Summer Bash busker showcase showcases Regina cultures at Southland Mall


Regina is proud of its multicultural mosaic of people. An event in Regina featured buskers from all walks of life on Saturday at the Southland Mall.

Salsa dancing, folk music, Métis art, magic and more showcased the many cultures the Queen City has to offer.

“We have a great community,” said salsa dancer Jiliany Qureshi. “We are very proud of who we are and where we come from. Our music and our dance are an integral part of our culture.

Qureshi moved to Canada from El Salvador in 1991. She said the people of Regina made her feel very welcome.

“All I felt was the welcoming warmth and curiosity of the people of Regina,” she said.

“I am very grateful to them.”

Phyllis Poitres-Jarret is an artist specializing in Métis beadwork. She taught a class that introduced native-style art to people of all ages.

Poitres-Jarret said showcasing all cultures is a way to better connect with people from different backgrounds.

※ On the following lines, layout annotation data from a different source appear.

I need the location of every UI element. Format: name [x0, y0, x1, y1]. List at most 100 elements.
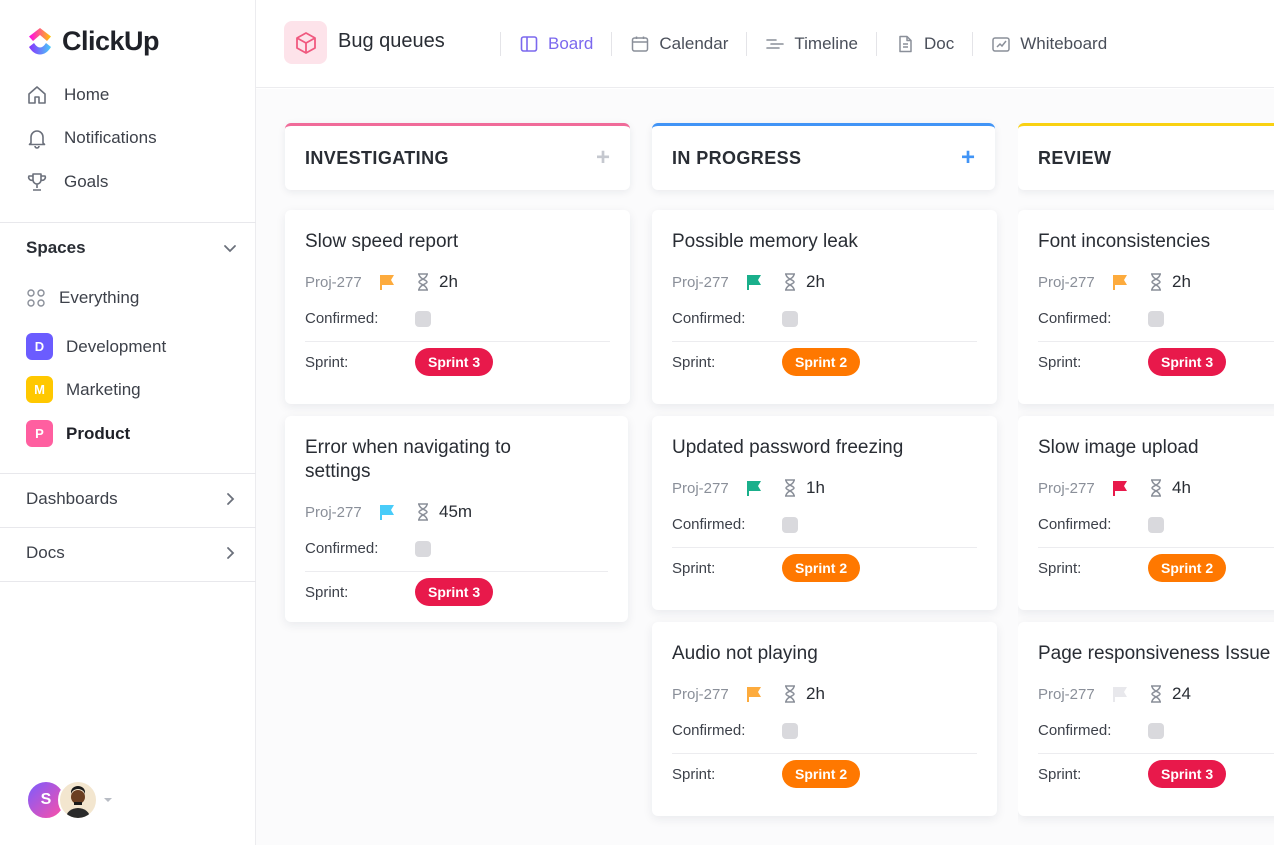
sprint-badge[interactable]: Sprint 3	[415, 578, 494, 606]
task-meta: Proj-277 24	[1038, 684, 1274, 704]
cube-icon	[295, 31, 316, 54]
task-id: Proj-277	[1038, 273, 1095, 291]
user-menu[interactable]: S	[26, 780, 114, 820]
confirmed-checkbox[interactable]	[1148, 310, 1164, 327]
tab-whiteboard[interactable]: Whiteboard	[991, 34, 1107, 54]
priority-flag-icon[interactable]	[377, 503, 397, 521]
sidebar-divider	[0, 527, 256, 528]
confirmed-row: Confirmed:	[305, 306, 610, 342]
confirmed-label: Confirmed:	[1038, 722, 1112, 739]
confirmed-row: Confirmed:	[672, 512, 977, 548]
sprint-badge[interactable]: Sprint 2	[782, 554, 861, 582]
task-id: Proj-277	[672, 479, 729, 497]
chevron-down-icon[interactable]	[222, 240, 238, 256]
sidebar-divider	[0, 473, 256, 474]
task-card[interactable]: Page responsiveness Issue Proj-277 24 Co…	[1018, 622, 1274, 816]
column-title: INVESTIGATING	[305, 147, 449, 168]
task-title: Slow image upload	[1038, 437, 1199, 458]
dashboards-section[interactable]: Dashboards	[26, 489, 238, 509]
task-title: Error when navigating to settings	[305, 437, 511, 482]
confirmed-checkbox[interactable]	[1148, 516, 1164, 533]
time-estimate: 2h	[806, 684, 825, 703]
tab-board[interactable]: Board	[519, 34, 593, 54]
task-id: Proj-277	[672, 273, 729, 291]
page-title: Bug queues	[338, 30, 445, 52]
tab-doc[interactable]: Doc	[895, 34, 954, 54]
task-card[interactable]: Font inconsistencies Proj-277 2h Confirm…	[1018, 210, 1274, 404]
space-label: Marketing	[66, 379, 141, 399]
tab-calendar[interactable]: Calendar	[630, 34, 728, 54]
confirmed-label: Confirmed:	[672, 722, 746, 739]
tab-timeline[interactable]: Timeline	[765, 34, 858, 54]
nav-home[interactable]: Home	[26, 84, 109, 106]
spaces-header[interactable]: Spaces	[26, 238, 238, 258]
task-title: Audio not playing	[672, 643, 818, 664]
sprint-badge[interactable]: Sprint 3	[1148, 348, 1227, 376]
sprint-badge[interactable]: Sprint 3	[415, 348, 494, 376]
confirmed-checkbox[interactable]	[782, 310, 798, 327]
add-task-icon[interactable]: +	[960, 144, 975, 171]
nav-notifications-label: Notifications	[64, 128, 157, 147]
nav-notifications[interactable]: Notifications	[26, 127, 157, 149]
docs-section[interactable]: Docs	[26, 543, 238, 563]
caret-down-icon[interactable]	[102, 794, 114, 806]
priority-flag-icon[interactable]	[744, 479, 764, 497]
sidebar-divider	[0, 222, 256, 223]
task-meta: Proj-277 2h	[672, 272, 977, 292]
task-meta: Proj-277 2h	[305, 272, 610, 292]
confirmed-checkbox[interactable]	[415, 310, 431, 327]
nav-home-label: Home	[64, 85, 110, 104]
tab-label: Board	[548, 34, 594, 53]
task-id: Proj-277	[1038, 685, 1095, 703]
profile-photo-avatar[interactable]	[58, 780, 98, 820]
confirmed-row: Confirmed:	[1038, 718, 1274, 754]
column-title: IN PROGRESS	[672, 147, 802, 168]
task-card[interactable]: Possible memory leak Proj-277 2h Confirm…	[652, 210, 997, 404]
sprint-badge[interactable]: Sprint 2	[1148, 554, 1227, 582]
column-title: REVIEW	[1038, 147, 1112, 168]
task-card[interactable]: Error when navigating to settings Proj-2…	[285, 416, 628, 622]
confirmed-label: Confirmed:	[1038, 310, 1112, 327]
priority-flag-icon[interactable]	[1110, 685, 1130, 703]
person-photo-icon	[66, 786, 90, 818]
confirmed-row: Confirmed:	[672, 718, 977, 754]
space-everything[interactable]: Everything	[26, 288, 139, 308]
priority-flag-icon[interactable]	[1110, 479, 1130, 497]
confirmed-row: Confirmed:	[1038, 306, 1274, 342]
clickup-logo-icon	[29, 27, 51, 54]
space-product[interactable]: P Product	[26, 420, 130, 447]
column-header: IN PROGRESS +	[652, 123, 995, 190]
tab-separator	[875, 32, 877, 56]
task-card[interactable]: Audio not playing Proj-277 2h Confirmed:…	[652, 622, 997, 816]
sprint-badge[interactable]: Sprint 2	[782, 348, 861, 376]
sprint-badge[interactable]: Sprint 3	[1148, 760, 1227, 788]
priority-flag-icon[interactable]	[744, 685, 764, 703]
clickup-logo[interactable]: ClickUp	[26, 26, 160, 57]
sprint-badge[interactable]: Sprint 2	[782, 760, 861, 788]
confirmed-checkbox[interactable]	[415, 540, 431, 557]
confirmed-checkbox[interactable]	[782, 722, 798, 739]
tab-separator	[611, 32, 613, 56]
priority-flag-icon[interactable]	[744, 273, 764, 291]
priority-flag-icon[interactable]	[377, 273, 397, 291]
task-card[interactable]: Slow image upload Proj-277 4h Confirmed:…	[1018, 416, 1274, 610]
hourglass-icon	[1151, 685, 1161, 703]
nav-goals[interactable]: Goals	[26, 171, 108, 193]
sprint-label: Sprint:	[672, 353, 716, 371]
task-card[interactable]: Slow speed report Proj-277 2h Confirmed:…	[285, 210, 630, 404]
sprint-label: Sprint:	[1038, 353, 1082, 371]
task-id: Proj-277	[305, 273, 362, 291]
confirmed-checkbox[interactable]	[782, 516, 798, 533]
calendar-icon	[632, 36, 649, 52]
task-meta: Proj-277 1h	[672, 478, 977, 498]
sidebar-divider	[0, 581, 256, 582]
priority-flag-icon[interactable]	[1110, 273, 1130, 291]
task-meta: Proj-277 2h	[1038, 272, 1274, 292]
hourglass-icon	[1151, 479, 1161, 497]
task-card[interactable]: Updated password freezing Proj-277 1h Co…	[652, 416, 997, 610]
confirmed-checkbox[interactable]	[1148, 722, 1164, 739]
space-marketing[interactable]: M Marketing	[26, 376, 141, 403]
task-title: Font inconsistencies	[1038, 231, 1211, 252]
add-task-icon[interactable]: +	[595, 144, 610, 171]
space-development[interactable]: D Development	[26, 333, 166, 360]
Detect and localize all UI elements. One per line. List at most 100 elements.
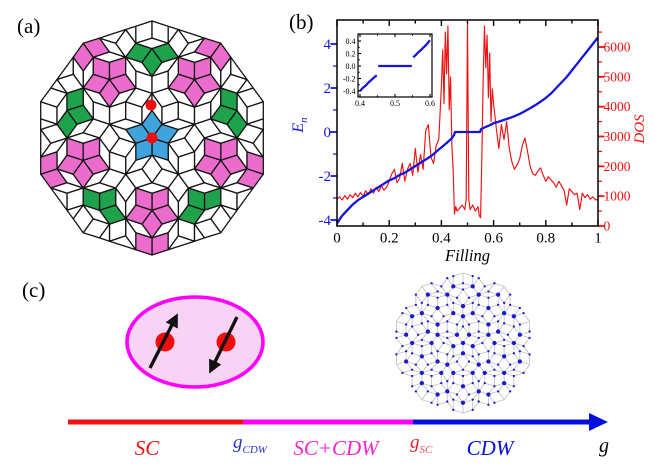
lattice-bond [523,364,530,374]
cdw-site-small [502,338,506,341]
lattice-bond [504,322,514,327]
cdw-site-small [461,325,465,328]
lattice-bond [456,361,464,370]
spin-up-arrow [148,313,178,369]
cdw-site-large [470,344,475,349]
inset-x-tick-label: 0.4 [355,99,365,108]
lattice-bond [440,277,448,287]
cdw-site-large [476,362,481,367]
cdw-site-small [455,393,459,396]
coupling-boundary-label: gSC [410,432,433,456]
lattice-bond [519,320,530,325]
penrose-tile [50,187,68,211]
cdw-site-large [470,284,475,289]
cdw-site-small [471,381,474,385]
cdw-site-large [445,389,450,394]
cdw-site-large [454,332,460,337]
cdw-site-small [481,341,484,345]
cdw-site-large [460,384,466,389]
cdw-site-large [460,314,466,319]
cooper-pair-ellipse [125,295,265,389]
cdw-site-small [414,390,418,393]
cdw-site-small [395,330,398,333]
cdw-site-large [476,292,481,297]
cdw-site-small [455,296,459,299]
cdw-site-large [451,284,456,289]
cdw-site-large [419,380,425,386]
lattice-bond [415,294,423,304]
energy-tick-label: 4 [324,37,332,53]
x-axis-title: Filling [444,246,490,265]
lattice-bond [412,322,422,327]
penrose-tile [193,223,206,242]
lattice-bond [494,399,505,404]
penrose-tile [246,118,264,131]
inset-y-tick-label: 0.2 [346,49,356,58]
cdw-site-small [430,385,433,388]
cdw-site-large [460,340,466,346]
cdw-site-large [501,380,507,386]
cdw-site-small [446,380,449,383]
cdw-site-large [495,292,501,297]
lattice-bond [396,364,403,374]
cdw-site-small [410,352,414,355]
dos-tick-label: 2000 [604,159,631,174]
cdw-site-large [403,332,409,337]
cdw-site-large [451,310,456,316]
phase-label-SC: SC [135,436,161,460]
cdw-site-small [404,323,408,326]
cdw-site-small [452,301,455,305]
lattice-bond [431,282,438,292]
cdw-site-small [446,303,449,306]
inset-curve [359,74,378,92]
cdw-site-large [501,354,507,359]
penrose-tile [82,187,101,211]
cdw-site-large [460,351,466,356]
penrose-tile [56,56,74,81]
inset-y-tick-label: 0.4 [346,37,356,46]
lattice-bond [453,272,464,277]
cdw-site-small [487,350,490,353]
cdw-site-small [414,363,418,366]
cdw-site-large [476,389,481,394]
lattice-bond [523,345,530,355]
cdw-site-large [486,322,491,327]
cdw-site-small [467,393,471,396]
cdw-site-large [435,332,440,337]
cdw-site-large [445,292,450,297]
cdw-site-small [430,401,433,404]
cdw-site-large [419,370,425,376]
cdw-site-small [455,360,459,363]
energy-tick-label: 0 [324,125,332,141]
inset-x-tick-label: 0.6 [425,99,435,108]
cdw-site-small [477,380,480,383]
cdw-site-large [486,305,491,311]
cdw-site-small [401,311,404,315]
lattice-bond [519,350,530,355]
penrose-tile [108,235,137,251]
cdw-site-large [439,370,444,376]
cdw-site-large [429,340,434,346]
cdw-site-small [508,363,512,366]
lattice-bond [488,282,495,292]
cdw-site-large [486,359,491,364]
lattice-bond [468,320,479,325]
dos-tick-label: 4000 [604,99,631,114]
lattice-bond [421,399,432,404]
cdw-site-large [482,370,487,376]
lattice-bond [503,286,511,295]
lattice-bond [415,391,423,400]
lattice-bond [462,361,470,370]
energy-tick-label: 2 [324,81,332,97]
cdw-site-small [414,303,418,306]
coupling-boundary-label: gCDW [233,432,268,456]
lattice-bond [513,372,524,377]
cdw-site-large [495,329,501,334]
cdw-site-small [477,303,480,306]
cdw-site-small [483,381,486,385]
lattice-bond [478,350,489,355]
cdw-site-large [470,310,475,316]
lattice-bond [396,337,403,347]
cdw-site-small [512,325,516,328]
penrose-tile [66,132,101,144]
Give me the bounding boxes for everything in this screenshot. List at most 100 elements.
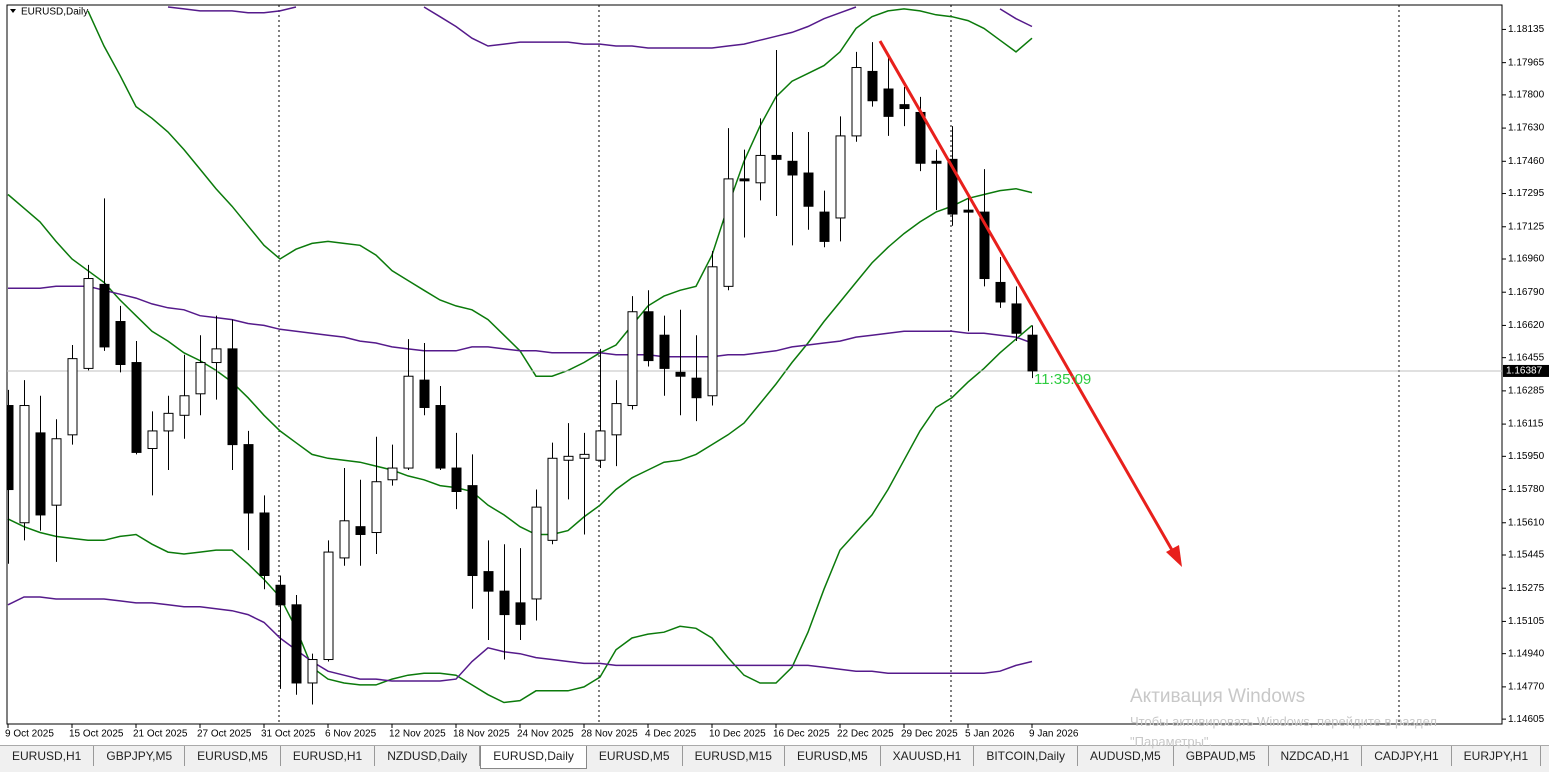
x-tick-label: 21 Oct 2025 bbox=[133, 729, 188, 740]
indicator-line bbox=[7, 187, 1033, 536]
x-tick-label: 9 Oct 2025 bbox=[5, 729, 54, 740]
tab[interactable]: EURUSD,M5 bbox=[185, 746, 281, 766]
chart-title: EURUSD,Daily bbox=[21, 7, 88, 18]
y-tick-label: 1.17125 bbox=[1508, 221, 1545, 232]
tab[interactable]: EURUSD,Daily bbox=[480, 746, 587, 769]
last-price-label: 1.16387 bbox=[1506, 366, 1543, 377]
y-tick-label: 1.16285 bbox=[1508, 386, 1545, 397]
y-tick-label: 1.18135 bbox=[1508, 24, 1545, 35]
candle-body bbox=[323, 551, 334, 661]
indicator-line bbox=[167, 6, 1033, 49]
trend-arrow bbox=[878, 40, 1178, 558]
x-tick-label: 5 Jan 2026 bbox=[965, 729, 1015, 740]
x-tick-label: 29 Dec 2025 bbox=[901, 729, 958, 740]
candle-body bbox=[691, 377, 702, 399]
x-tick-label: 15 Oct 2025 bbox=[69, 729, 124, 740]
candle-body bbox=[659, 334, 670, 369]
candle-body bbox=[195, 362, 206, 395]
y-tick-label: 1.17295 bbox=[1508, 188, 1545, 199]
candle-body bbox=[403, 375, 414, 469]
tab[interactable]: EURJPY,H1 bbox=[1451, 746, 1542, 766]
candle-body bbox=[867, 70, 878, 102]
candle-body bbox=[7, 405, 14, 491]
tab[interactable]: BRN,Daily bbox=[1541, 746, 1549, 766]
candle-body bbox=[579, 453, 590, 459]
candle-body bbox=[899, 104, 910, 110]
y-tick-label: 1.15950 bbox=[1508, 451, 1545, 462]
tab[interactable]: EURUSD,H1 bbox=[0, 746, 95, 766]
tab[interactable]: GBPAUD,M5 bbox=[1173, 746, 1269, 766]
tab[interactable]: NZDUSD,Daily bbox=[375, 746, 481, 766]
candle-body bbox=[755, 154, 766, 184]
y-tick-label: 1.15275 bbox=[1508, 583, 1545, 594]
candle-body bbox=[211, 348, 222, 364]
candle-body bbox=[83, 278, 94, 369]
candle-body bbox=[675, 371, 686, 377]
candle-body bbox=[35, 432, 46, 516]
tab[interactable]: EURUSD,M15 bbox=[682, 746, 785, 766]
candle-body bbox=[435, 405, 446, 469]
tab[interactable]: XAUUSD,H1 bbox=[880, 746, 975, 766]
y-tick-label: 1.15780 bbox=[1508, 484, 1545, 495]
candle-body bbox=[275, 584, 286, 606]
candle-body bbox=[131, 362, 142, 453]
candle-body bbox=[339, 520, 350, 559]
candle-body bbox=[163, 412, 174, 432]
candle-body bbox=[179, 395, 190, 416]
tab[interactable]: GBPJPY,M5 bbox=[94, 746, 186, 766]
candle-body bbox=[51, 438, 62, 506]
trend-arrow-head bbox=[1166, 545, 1182, 567]
candle-body bbox=[707, 266, 718, 397]
tab[interactable]: CADJPY,H1 bbox=[1362, 746, 1452, 766]
candle-body bbox=[627, 311, 638, 407]
y-tick-label: 1.16455 bbox=[1508, 352, 1545, 363]
tab[interactable]: BITCOIN,Daily bbox=[974, 746, 1079, 766]
x-tick-label: 28 Nov 2025 bbox=[581, 729, 638, 740]
tab[interactable]: AUDUSD,M5 bbox=[1078, 746, 1174, 766]
y-tick-label: 1.17965 bbox=[1508, 57, 1545, 68]
candle-body bbox=[771, 154, 782, 160]
x-tick-label: 27 Oct 2025 bbox=[197, 729, 252, 740]
x-tick-label: 9 Jan 2026 bbox=[1029, 729, 1079, 740]
tab[interactable]: EURUSD,M5 bbox=[784, 746, 881, 766]
plot bbox=[7, 6, 1502, 705]
candle-body bbox=[851, 67, 862, 137]
tab[interactable]: NZDCAD,H1 bbox=[1268, 746, 1363, 766]
tab[interactable]: EURUSD,M5 bbox=[586, 746, 683, 766]
candle-body bbox=[227, 348, 238, 446]
last-price-box bbox=[1503, 364, 1549, 377]
candle-body bbox=[19, 405, 30, 524]
candle-body bbox=[979, 211, 990, 280]
candle-body bbox=[307, 659, 318, 684]
x-tick-label: 24 Nov 2025 bbox=[517, 729, 574, 740]
x-tick-label: 22 Dec 2025 bbox=[837, 729, 894, 740]
candle-body bbox=[1027, 334, 1038, 372]
indicator-line bbox=[7, 324, 1033, 704]
candle-body bbox=[995, 281, 1006, 303]
candle-body bbox=[355, 526, 366, 535]
candle-body bbox=[595, 430, 606, 461]
menu-triangle bbox=[10, 9, 16, 13]
y-tick-label: 1.17800 bbox=[1508, 90, 1545, 101]
candle-body bbox=[147, 430, 158, 450]
countdown: 11:35:09 bbox=[1034, 371, 1091, 388]
candle-body bbox=[947, 158, 958, 215]
candle-body bbox=[787, 160, 798, 176]
candle-body bbox=[467, 485, 478, 577]
candle-body bbox=[259, 512, 270, 577]
candle-body bbox=[643, 311, 654, 362]
chart: EURUSD,Daily 1.18135 1.17965 1.17800 1.1763… bbox=[5, 4, 1549, 740]
candle-body bbox=[451, 467, 462, 492]
y-tick-label: 1.14940 bbox=[1508, 648, 1545, 659]
indicator-line bbox=[7, 596, 1033, 682]
y-tick-label: 1.14770 bbox=[1508, 682, 1545, 693]
candle-body bbox=[115, 321, 126, 365]
x-tick-label: 4 Dec 2025 bbox=[645, 729, 697, 740]
tab[interactable]: EURUSD,H1 bbox=[280, 746, 376, 766]
candle-body bbox=[723, 178, 734, 287]
y-tick-label: 1.16960 bbox=[1508, 254, 1545, 265]
y-tick-label: 1.17460 bbox=[1508, 156, 1545, 167]
x-tick-label: 16 Dec 2025 bbox=[773, 729, 830, 740]
candle-body bbox=[835, 135, 846, 219]
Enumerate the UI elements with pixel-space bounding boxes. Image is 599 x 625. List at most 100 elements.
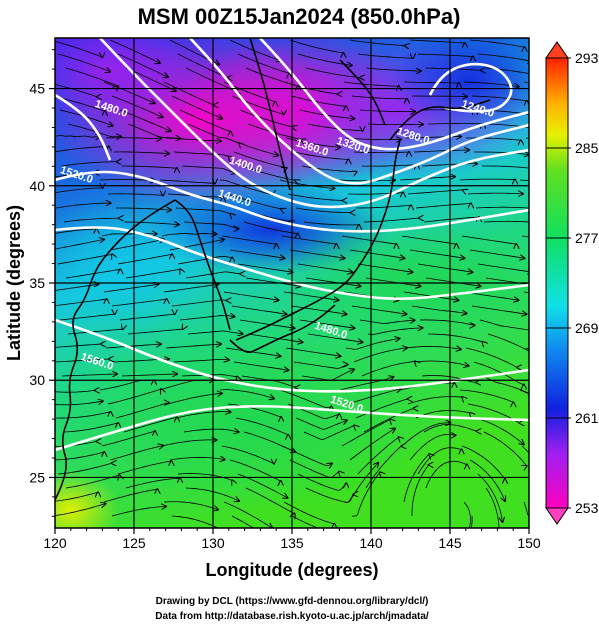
streamline-37 <box>111 95 163 117</box>
colorbar-tick-label: 285 <box>575 140 599 156</box>
streamline-106 <box>467 193 523 194</box>
streamline-181 <box>119 314 175 321</box>
streamline-182 <box>179 315 235 321</box>
streamline-298 <box>103 489 157 503</box>
streamline-258 <box>423 424 477 432</box>
coastline-1 <box>174 199 231 331</box>
streamline-150 <box>417 263 472 272</box>
streamline-205 <box>465 347 517 368</box>
streamline-280 <box>117 461 171 475</box>
streamline-128 <box>161 233 217 236</box>
streamline-97 <box>459 179 515 180</box>
streamline-153 <box>65 269 120 279</box>
streamline-196 <box>487 333 529 352</box>
streamline-99 <box>55 188 103 194</box>
streamline-165 <box>223 291 278 300</box>
streamline-69 <box>405 137 461 139</box>
streamline-129 <box>221 235 276 244</box>
streamline-45 <box>59 109 113 126</box>
streamline-202 <box>285 347 340 356</box>
streamline-66 <box>225 137 278 155</box>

“It’s important to showcase all the different nationalities and cultures and the different techniques that we use in our art,” she explained.

“We all have different ways of expressing ourselves within our cultures. My art is very different from South Asian art.

Singers filled the mall courts with all kinds of different music. From folk to country and everything in between.

Alex Flett is a one-man-band. He said being part of a diverse community makes it easier to appreciate everyone’s differences.

“It feels good to be part of a community where we embrace diversity,” he said. “It allows us to be in our own uniqueness.”

“If you go to the same clubs or sports that you’re still apart of, or if your kids are involved in the same activities, you don’t really see the true diversity beneath our city’s roots,” organizer Adam Hicks said.

“We can’t tell their stories better than they can.”

One visual Hicks used to show Regina’s unique makeup is a map, which anyone could contribute to by pinning what city, state or country they’re from.

“Last year, this thing was packed,” he said. “It’s a cool way to see that we come from all over.”

Hicks encouraged more Queen City residents to come to the event and show their roots by pinning the map.

Buskers will return to the Southland Mall on October 29 and 30.